I'm proposing a preprocessor that automatically allocates local variables on zero page without the risk of one subroutine stepping on another subroutine's toes. It's analogous to this sort of "compiled stack" used by some C compilers that target microcontrollers and assumes that a subroutine is not recursive or otherwise reentrant, which Jarhmander mentioned earlier and Dwedit suggested applying elsewhere. I haven't yet written any of the needed code; I'm mostly spitballing here to see if I'm on the right track.Bananmos wrote: ↑Tue May 12, 2020 7:06 am for 99.9% of all code targeting the NES you wouldn't use recursion anyway, but have all your functions use zeropage. The problem is you need to avoid collisions between different variables. But this is easily done by assuming no recursion / call-by-pointer and creating a "compiled stack" of zeropage variables. In fact, this is exactly what Microchip's PIC C compiler appears to do
First some definitions:
- A callee is a subroutine that reserves space on the static stack for its local variables.
- A caller is a subroutine that calls one or more callees and does not overwrite the static stack of any of its callees.

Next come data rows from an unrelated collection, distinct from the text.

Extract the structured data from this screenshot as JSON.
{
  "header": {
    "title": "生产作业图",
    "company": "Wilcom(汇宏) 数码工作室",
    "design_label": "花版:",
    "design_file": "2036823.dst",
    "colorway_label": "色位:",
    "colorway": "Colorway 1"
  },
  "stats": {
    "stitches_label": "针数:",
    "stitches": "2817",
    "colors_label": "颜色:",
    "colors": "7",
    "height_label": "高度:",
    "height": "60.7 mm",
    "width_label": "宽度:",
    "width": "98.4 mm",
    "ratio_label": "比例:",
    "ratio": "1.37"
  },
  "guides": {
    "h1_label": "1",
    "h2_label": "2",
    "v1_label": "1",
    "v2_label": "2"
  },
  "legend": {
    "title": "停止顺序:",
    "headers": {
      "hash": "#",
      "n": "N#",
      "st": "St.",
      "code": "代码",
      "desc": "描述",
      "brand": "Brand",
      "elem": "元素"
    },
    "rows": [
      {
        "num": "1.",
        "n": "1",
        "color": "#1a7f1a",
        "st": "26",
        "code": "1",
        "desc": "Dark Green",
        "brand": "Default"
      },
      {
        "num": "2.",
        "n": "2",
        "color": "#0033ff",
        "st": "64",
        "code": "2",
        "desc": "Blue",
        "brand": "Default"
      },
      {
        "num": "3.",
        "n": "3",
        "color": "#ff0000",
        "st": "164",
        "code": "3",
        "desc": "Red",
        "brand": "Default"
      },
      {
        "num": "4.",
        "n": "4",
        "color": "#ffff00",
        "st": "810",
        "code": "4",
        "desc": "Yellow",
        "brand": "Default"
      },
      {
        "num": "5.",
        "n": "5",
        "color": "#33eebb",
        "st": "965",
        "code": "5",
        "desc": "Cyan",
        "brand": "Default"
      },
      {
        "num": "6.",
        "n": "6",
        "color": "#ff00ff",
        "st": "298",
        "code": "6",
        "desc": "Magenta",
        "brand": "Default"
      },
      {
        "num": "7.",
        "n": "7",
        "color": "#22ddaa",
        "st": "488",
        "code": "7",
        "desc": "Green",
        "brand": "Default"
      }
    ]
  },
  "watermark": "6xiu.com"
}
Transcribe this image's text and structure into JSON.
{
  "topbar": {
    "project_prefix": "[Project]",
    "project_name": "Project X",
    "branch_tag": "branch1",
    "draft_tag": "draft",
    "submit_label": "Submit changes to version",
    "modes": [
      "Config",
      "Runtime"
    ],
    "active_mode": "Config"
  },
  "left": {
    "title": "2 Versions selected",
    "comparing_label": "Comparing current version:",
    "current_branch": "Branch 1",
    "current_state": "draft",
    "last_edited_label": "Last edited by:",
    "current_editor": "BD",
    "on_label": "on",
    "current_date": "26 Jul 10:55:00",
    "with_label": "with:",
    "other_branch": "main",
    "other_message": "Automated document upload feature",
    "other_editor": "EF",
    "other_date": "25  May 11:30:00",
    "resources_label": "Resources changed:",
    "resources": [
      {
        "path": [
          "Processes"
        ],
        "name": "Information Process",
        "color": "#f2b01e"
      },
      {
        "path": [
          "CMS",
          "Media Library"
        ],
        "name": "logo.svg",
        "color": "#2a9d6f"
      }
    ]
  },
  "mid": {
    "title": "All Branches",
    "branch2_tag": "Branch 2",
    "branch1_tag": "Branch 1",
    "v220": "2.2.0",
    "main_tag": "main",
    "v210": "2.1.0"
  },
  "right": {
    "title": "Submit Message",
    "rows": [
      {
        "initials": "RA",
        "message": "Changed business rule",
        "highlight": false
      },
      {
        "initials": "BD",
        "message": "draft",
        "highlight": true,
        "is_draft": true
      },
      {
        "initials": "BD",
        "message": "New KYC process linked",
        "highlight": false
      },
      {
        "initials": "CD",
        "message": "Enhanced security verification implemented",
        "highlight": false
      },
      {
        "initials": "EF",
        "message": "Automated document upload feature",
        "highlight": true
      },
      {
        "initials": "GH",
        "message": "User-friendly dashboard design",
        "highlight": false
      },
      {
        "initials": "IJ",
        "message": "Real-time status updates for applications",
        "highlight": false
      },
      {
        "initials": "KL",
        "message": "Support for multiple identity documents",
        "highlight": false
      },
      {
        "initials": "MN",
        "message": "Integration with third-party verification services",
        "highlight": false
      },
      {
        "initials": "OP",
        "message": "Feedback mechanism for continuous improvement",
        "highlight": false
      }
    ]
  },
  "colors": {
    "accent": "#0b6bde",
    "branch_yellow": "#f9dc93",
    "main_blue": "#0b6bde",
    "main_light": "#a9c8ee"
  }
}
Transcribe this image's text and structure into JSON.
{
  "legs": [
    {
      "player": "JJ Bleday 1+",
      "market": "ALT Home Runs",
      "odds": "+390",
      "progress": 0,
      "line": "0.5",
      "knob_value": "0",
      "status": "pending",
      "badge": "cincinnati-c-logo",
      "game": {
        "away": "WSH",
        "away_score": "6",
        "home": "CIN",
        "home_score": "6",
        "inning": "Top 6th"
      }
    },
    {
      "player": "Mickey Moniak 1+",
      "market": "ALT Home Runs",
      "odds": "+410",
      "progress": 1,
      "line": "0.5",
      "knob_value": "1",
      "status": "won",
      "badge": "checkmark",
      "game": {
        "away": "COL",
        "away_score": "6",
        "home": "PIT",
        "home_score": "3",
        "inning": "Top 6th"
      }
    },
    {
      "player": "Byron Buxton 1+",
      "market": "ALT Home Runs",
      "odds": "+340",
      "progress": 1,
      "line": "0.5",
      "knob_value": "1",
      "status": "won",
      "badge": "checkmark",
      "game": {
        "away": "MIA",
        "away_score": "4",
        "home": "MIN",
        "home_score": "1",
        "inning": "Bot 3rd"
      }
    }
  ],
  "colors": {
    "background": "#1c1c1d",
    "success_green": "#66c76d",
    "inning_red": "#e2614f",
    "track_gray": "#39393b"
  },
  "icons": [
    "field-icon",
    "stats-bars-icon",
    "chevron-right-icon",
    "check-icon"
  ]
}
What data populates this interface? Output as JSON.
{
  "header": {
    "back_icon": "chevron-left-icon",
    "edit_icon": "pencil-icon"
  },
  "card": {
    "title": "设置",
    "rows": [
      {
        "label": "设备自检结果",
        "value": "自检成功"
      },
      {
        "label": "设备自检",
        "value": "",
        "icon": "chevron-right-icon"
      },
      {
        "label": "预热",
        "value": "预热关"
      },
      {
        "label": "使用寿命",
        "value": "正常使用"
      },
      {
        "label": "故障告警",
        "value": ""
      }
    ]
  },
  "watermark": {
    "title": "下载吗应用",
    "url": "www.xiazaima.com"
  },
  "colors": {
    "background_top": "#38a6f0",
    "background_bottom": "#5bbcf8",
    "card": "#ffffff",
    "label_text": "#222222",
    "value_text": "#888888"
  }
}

The preprocessor would understand these keywords in code:
- var varname, sz
Creates a symbol on this subroutine's static stack called varname, local to this subroutine. Its size is sz bytes, defaulting to 1. - calls another_sub
Marks the current subroutine as a caller of another_sub (the callee). This causes the start of the current subroutine's static stack to be placed no earlier than the end of the callee's static stack. If a jump table is used, the jump table needs to be a .proc that calls all routines inside it, and the subroutine that reads the jump table also needs to be a .proc that calls the jump table. - call another_sub
Creates a caller-callee relationship and then actually calls another_sub. Equivalent to calls another_sub followed by jsr another_sub. - tailcalls another_sub
Marks the current subroutine as a tail caller of another_sub. In a tail call, all local variables' lifetimes end before the call. This causes the start of the current subroutine's static stack to be placed no earlier than the start of the callee's static stack. A fall-through to another subroutine should also be marked as a tail call. - tailcall another_sub
Creates a tail caller-callee relationship and actually tail calls another_sub. Equivalent to tailcalls another_sub followed by jmp another_sub. - leaf
Suppresses a warning about declaring a var but having no calls. A leaf function is a callee but not a caller, and its static stack begins at the start of static stack space. If a function declares a var but isn't marked as a caller, the preprocessor otherwise emits a warning in case the programmer forgot to use calls.